Record SSH sessions on Linux server, Amazon EC2 instances for Security Compliance
It is mandatory to record ssh sessions to be PCI DSS Complaint when system administrator, system engineers or devops engineers login via ssh into your Linux machines or cloud instances, . It is also a must to maintain a log of all ssh activities on your Linux servers. This is tedious task for any Linux system administrator as deploying a improvised solution has often turned to be useless in the hour of need.
Why should Linux admins record ssh session of staff /employees on a ssh jump server ?
Imagine that you have 100 Linux servers and 100 staff having access to these remote linux server via SSH with some staff having privileged access or root access. If a user deletes a critical files or a database record which leads to a serious downtime and million of dollar lost in revenue, following are some of the questions that you would have to answer as the security officer of your Linux infrastructure.
- Which user did it ? How will you find out who is responsible when you have so many of your employees accessing your servers?
- How did it happen? When did it happen?
- What is the extent of damage?
- How will you prevent this in the future?
- Is it possible to track ssh server activities of employees?
- Is it possible to do a forensic investigation when somebody does something bad like opening a backdoor?
- How to monitor a staff in ssh in real time?
- Has any Linux server been breached?
- How to ensure that your employees password typed in on STDIN are not recorded as required by security compliances ?

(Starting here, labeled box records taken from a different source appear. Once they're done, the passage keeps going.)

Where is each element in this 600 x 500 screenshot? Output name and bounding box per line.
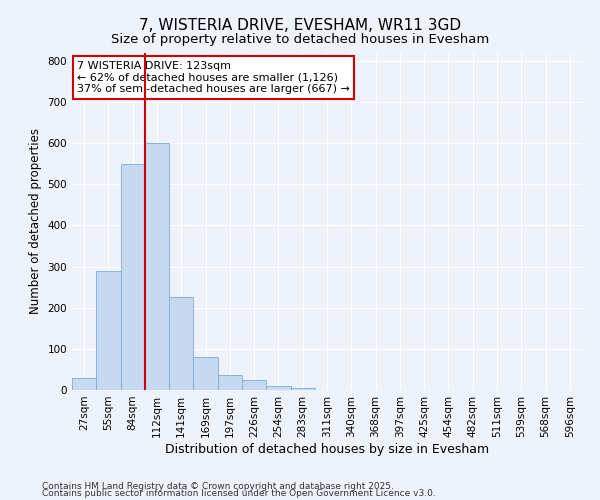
Bar: [121, 164, 145, 390]
Bar: [290, 388, 315, 390]
Bar: [145, 143, 169, 390]
Text: 7 WISTERIA DRIVE: 123sqm
← 62% of detached houses are smaller (1,126)
37% of sem: 7 WISTERIA DRIVE: 123sqm ← 62% of detach…: [77, 61, 350, 94]
X-axis label: Distribution of detached houses by size in Evesham: Distribution of detached houses by size …: [165, 442, 489, 456]
Bar: [266, 386, 290, 390]
Bar: [96, 270, 121, 390]
Bar: [218, 375, 242, 390]
Text: Contains HM Land Registry data © Crown copyright and database right 2025.: Contains HM Land Registry data © Crown c…: [42, 482, 394, 491]
Text: 7, WISTERIA DRIVE, EVESHAM, WR11 3GD: 7, WISTERIA DRIVE, EVESHAM, WR11 3GD: [139, 18, 461, 32]
Bar: [193, 357, 218, 390]
Bar: [72, 378, 96, 390]
Bar: [169, 298, 193, 390]
Text: Contains public sector information licensed under the Open Government Licence v3: Contains public sector information licen…: [42, 490, 436, 498]
Text: Size of property relative to detached houses in Evesham: Size of property relative to detached ho…: [111, 32, 489, 46]
Bar: [242, 380, 266, 390]
Y-axis label: Number of detached properties: Number of detached properties: [29, 128, 42, 314]
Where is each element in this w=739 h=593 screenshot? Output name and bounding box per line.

Enabling the Record SSH Session feature in the Ezeelogin SSH jump server would help you achieve this very quickly and easily so you have a complete record of what was done on your server at any point of time by which jump server user. This is very useful for forensic SSH log audits or for maintaining an audit trail for pci compliance. Ezeelogin records every SSH activity. It includes the user input and the output with timestamps. There is provision to search through the recorded SSH logs as well.